Ketimpangan upah buruh Nike yang berada di Indonesia dengan keuntungan yang diraup oleh perusahaan ini merupakan cerminan ketidakadilan global yang terus meningkat.
Pada Januari 2016 lalu, Oxfam merilis laporan berjudul An Economy for the 1% yang mengungkapkan kekayaan total 62 orang terkaya di dunia setara dengan total kekayaan setengah penduduk dunia yang dikategorikan miskin. Setahun sebelumnya, jumlah orang terkaya itu masih 80 orang. Oxfam memprediksi satu persen penduduk dunia yang berjumlah sekitar 70 juta akan memiliki kekayaan lebih banyak ketimbang 7 miliar orang atau 99 persen.

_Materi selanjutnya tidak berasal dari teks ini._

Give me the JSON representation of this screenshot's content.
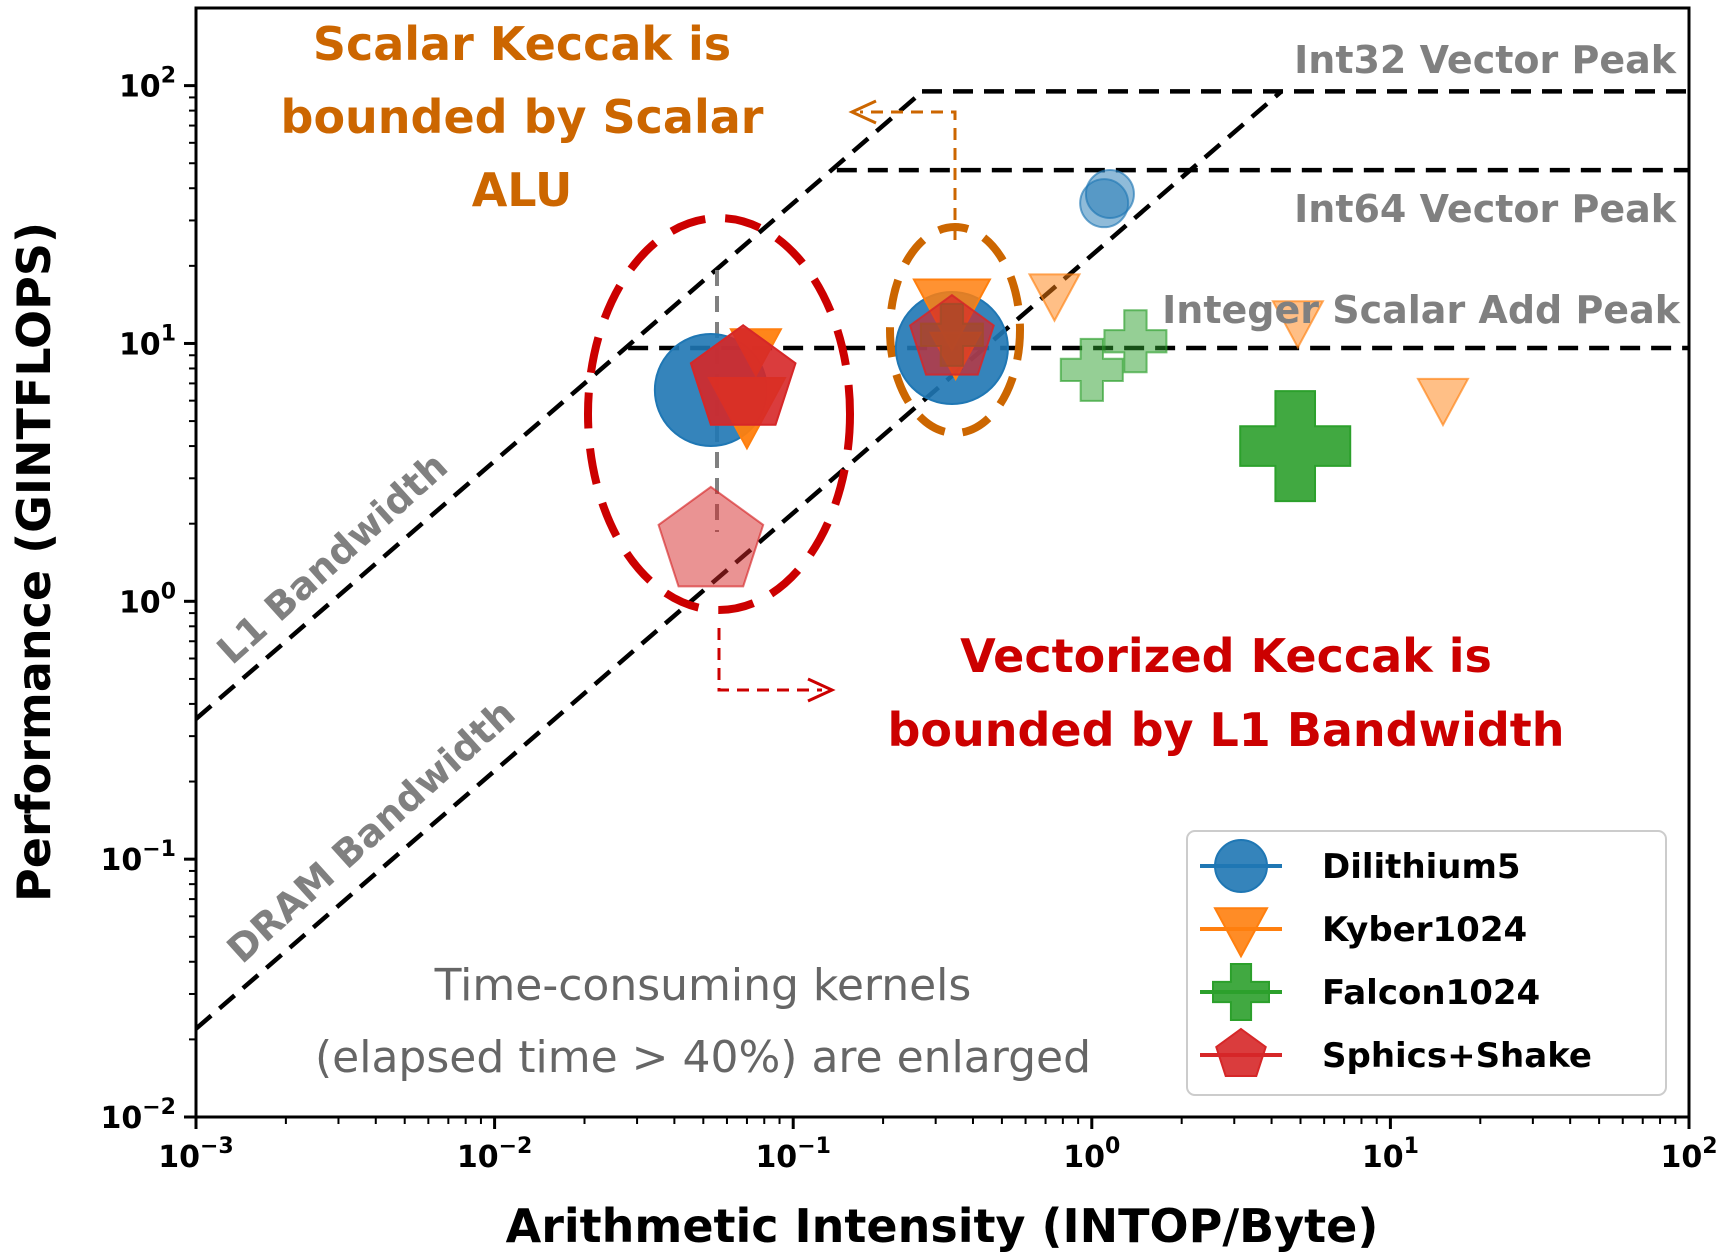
{
  "chart_data": {
    "type": "scatter",
    "title": "",
    "xlabel": "Arithmetic Intensity (INTOP/Byte)",
    "ylabel": "Performance (GINTFLOPS)",
    "xscale": "log",
    "yscale": "log",
    "xlim": [
      0.001,
      100
    ],
    "ylim": [
      0.01,
      200
    ],
    "x_ticks": [
      {
        "value": 0.001,
        "base": "10",
        "exp": "−3"
      },
      {
        "value": 0.01,
        "base": "10",
        "exp": "−2"
      },
      {
        "value": 0.1,
        "base": "10",
        "exp": "−1"
      },
      {
        "value": 1,
        "base": "10",
        "exp": "0"
      },
      {
        "value": 10,
        "base": "10",
        "exp": "1"
      },
      {
        "value": 100,
        "base": "10",
        "exp": "2"
      }
    ],
    "y_ticks": [
      {
        "value": 0.01,
        "base": "10",
        "exp": "−2"
      },
      {
        "value": 0.1,
        "base": "10",
        "exp": "−1"
      },
      {
        "value": 1,
        "base": "10",
        "exp": "0"
      },
      {
        "value": 10,
        "base": "10",
        "exp": "1"
      },
      {
        "value": 100,
        "base": "10",
        "exp": "2"
      }
    ],
    "rooflines": [
      {
        "name": "Int32 Vector Peak",
        "value": 95,
        "from_x": 0.27
      },
      {
        "name": "Int64 Vector Peak",
        "value": 47,
        "from_x": 0.14
      },
      {
        "name": "Integer Scalar Add Peak",
        "value": 9.6,
        "from_x": 0.028
      }
    ],
    "bandwidths": [
      {
        "name": "L1 Bandwidth",
        "slope_gbps": 350,
        "to_x": 0.27
      },
      {
        "name": "DRAM Bandwidth",
        "slope_gbps": 22,
        "to_x": 4.3
      }
    ],
    "series": [
      {
        "name": "Dilithium5",
        "color": "#1f77b4",
        "marker": "circle",
        "points": [
          {
            "x": 0.053,
            "y": 6.6,
            "enlarged": true,
            "alpha": 0.9
          },
          {
            "x": 0.34,
            "y": 9.6,
            "enlarged": true,
            "alpha": 0.9
          },
          {
            "x": 1.1,
            "y": 35,
            "enlarged": false,
            "alpha": 0.5
          },
          {
            "x": 1.15,
            "y": 38,
            "enlarged": false,
            "alpha": 0.5
          }
        ]
      },
      {
        "name": "Kyber1024",
        "color": "#ff7f0e",
        "marker": "triangle-down",
        "points": [
          {
            "x": 0.07,
            "y": 5.6,
            "enlarged": true,
            "alpha": 0.95
          },
          {
            "x": 0.075,
            "y": 9.5,
            "enlarged": false,
            "alpha": 0.95
          },
          {
            "x": 0.34,
            "y": 13.5,
            "enlarged": true,
            "alpha": 0.85
          },
          {
            "x": 0.35,
            "y": 9.2,
            "enlarged": false,
            "alpha": 0.85
          },
          {
            "x": 0.75,
            "y": 15.5,
            "enlarged": false,
            "alpha": 0.5
          },
          {
            "x": 4.9,
            "y": 12.2,
            "enlarged": false,
            "alpha": 0.5
          },
          {
            "x": 15,
            "y": 6.1,
            "enlarged": false,
            "alpha": 0.5
          }
        ]
      },
      {
        "name": "Falcon1024",
        "color": "#2ca02c",
        "marker": "plus",
        "points": [
          {
            "x": 0.34,
            "y": 10.8,
            "enlarged": false,
            "alpha": 0.7
          },
          {
            "x": 1.0,
            "y": 7.9,
            "enlarged": false,
            "alpha": 0.5
          },
          {
            "x": 1.4,
            "y": 10.2,
            "enlarged": false,
            "alpha": 0.5
          },
          {
            "x": 4.8,
            "y": 4.0,
            "enlarged": true,
            "alpha": 0.9
          }
        ]
      },
      {
        "name": "Sphics+Shake",
        "color": "#d62728",
        "marker": "pentagon",
        "points": [
          {
            "x": 0.068,
            "y": 7.2,
            "enlarged": true,
            "alpha": 0.9
          },
          {
            "x": 0.053,
            "y": 1.7,
            "enlarged": true,
            "alpha": 0.5
          },
          {
            "x": 0.34,
            "y": 10.4,
            "enlarged": false,
            "alpha": 0.7
          }
        ]
      }
    ],
    "annotations": {
      "scalar_keccak": [
        "Scalar Keccak is",
        "bounded by Scalar",
        "ALU"
      ],
      "vectorized_keccak": [
        "Vectorized Keccak is",
        "bounded by L1 Bandwidth"
      ],
      "time_consuming": [
        "Time-consuming kernels",
        "(elapsed time > 40%) are enlarged"
      ]
    },
    "legend": {
      "position": "lower-right"
    }
  }
}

Meningkatnya ketidakadilan global ditengarai disebabkan oleh keringanan pajak dengan cara memindahkan keuntungan ke negeri-negeri yang pajaknya rendah. Hal ini mengurangi penyerapan pajak dan meningkatkan kekayaan kapitalis. Terungkapnya kasus Panama Papers adalah bukti praktik ini sudah berlangsung bertahun-tahun.
Ketidakadilan global ini juga dinilai sebagai penyebab meningkatnya kekerasan dan terorisme, seperti yang disampaikan oleh Presiden Joko Widodo dalam pidatonya pada Konferensi Asia Afrika 2015 lalu.